Date Posted: 2010-04-09

Brazil’s state-owned oil company is studying an offer by Sumitomo Corporation to purchase Sumitomo’s remaining shares of the local Nansei Sekiyu oil refinery.

Petrobras, which already owns 87.5% of the refinery, says it “will analyze Sumitomo’s offer based on terms set forth in the shareholders agreement.” Petrobras purchased its shares in Nansei Sekiyu refinery two years ago for ¥5.6 billion ($56 million). Reports of the proposed buyout are coming from Japan’s Nikkei newspaper, which is saying Petrobras could use the Okinawan facility to boost its Asian operations.
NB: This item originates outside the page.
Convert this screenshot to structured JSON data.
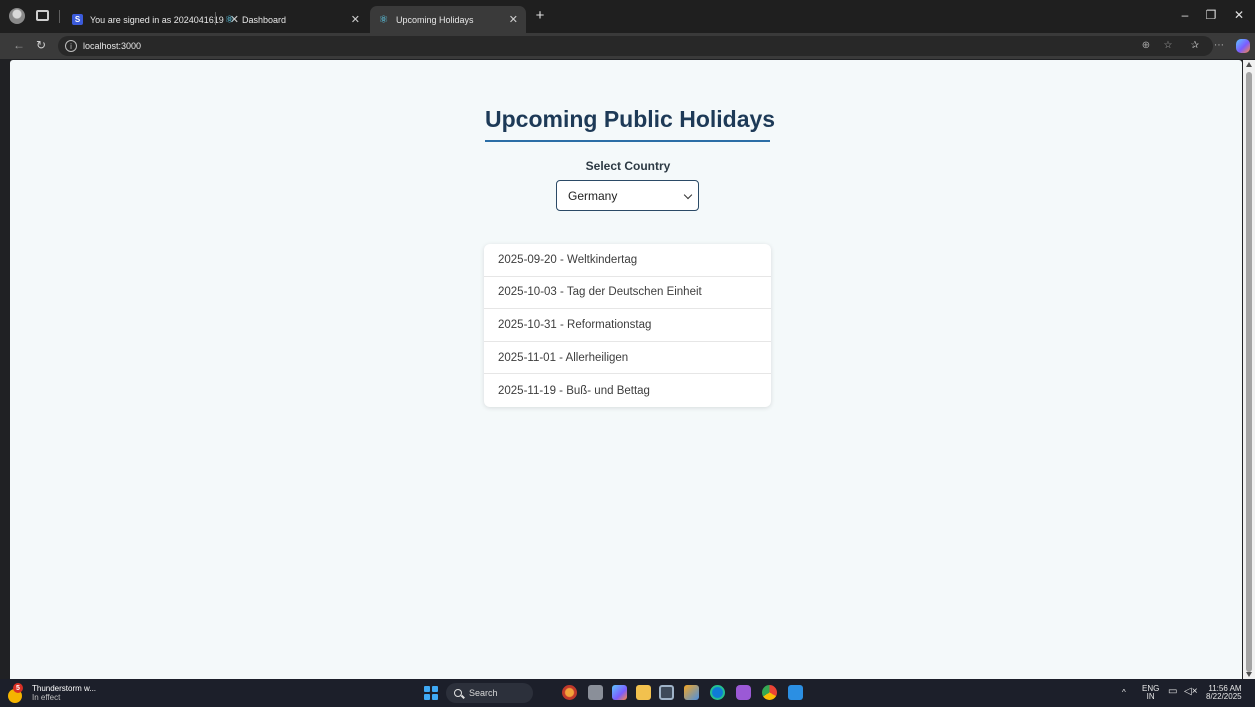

If the Petrobras purchase takes place, it would make Nansei Sekiyu refinery the first fully foreign-owned refinery in Japan. A senior Petrobras official in Rio De Janeiro is being quoted, however, as saying he knows nothing about an impending purchase of the Okinawa company’s stock, and the company is refusing to comment on the deal.

Petrobras, sources say, wants to upgrade the Okinawa facility to handle heavier grades of crude oil being produced by Brazil. If revisions are made to the Okinawa refinery, Petrobras could use the refinery’s storage tanks as a regional supply hub, serving its Asian clients with perhaps 2 million barrels per year.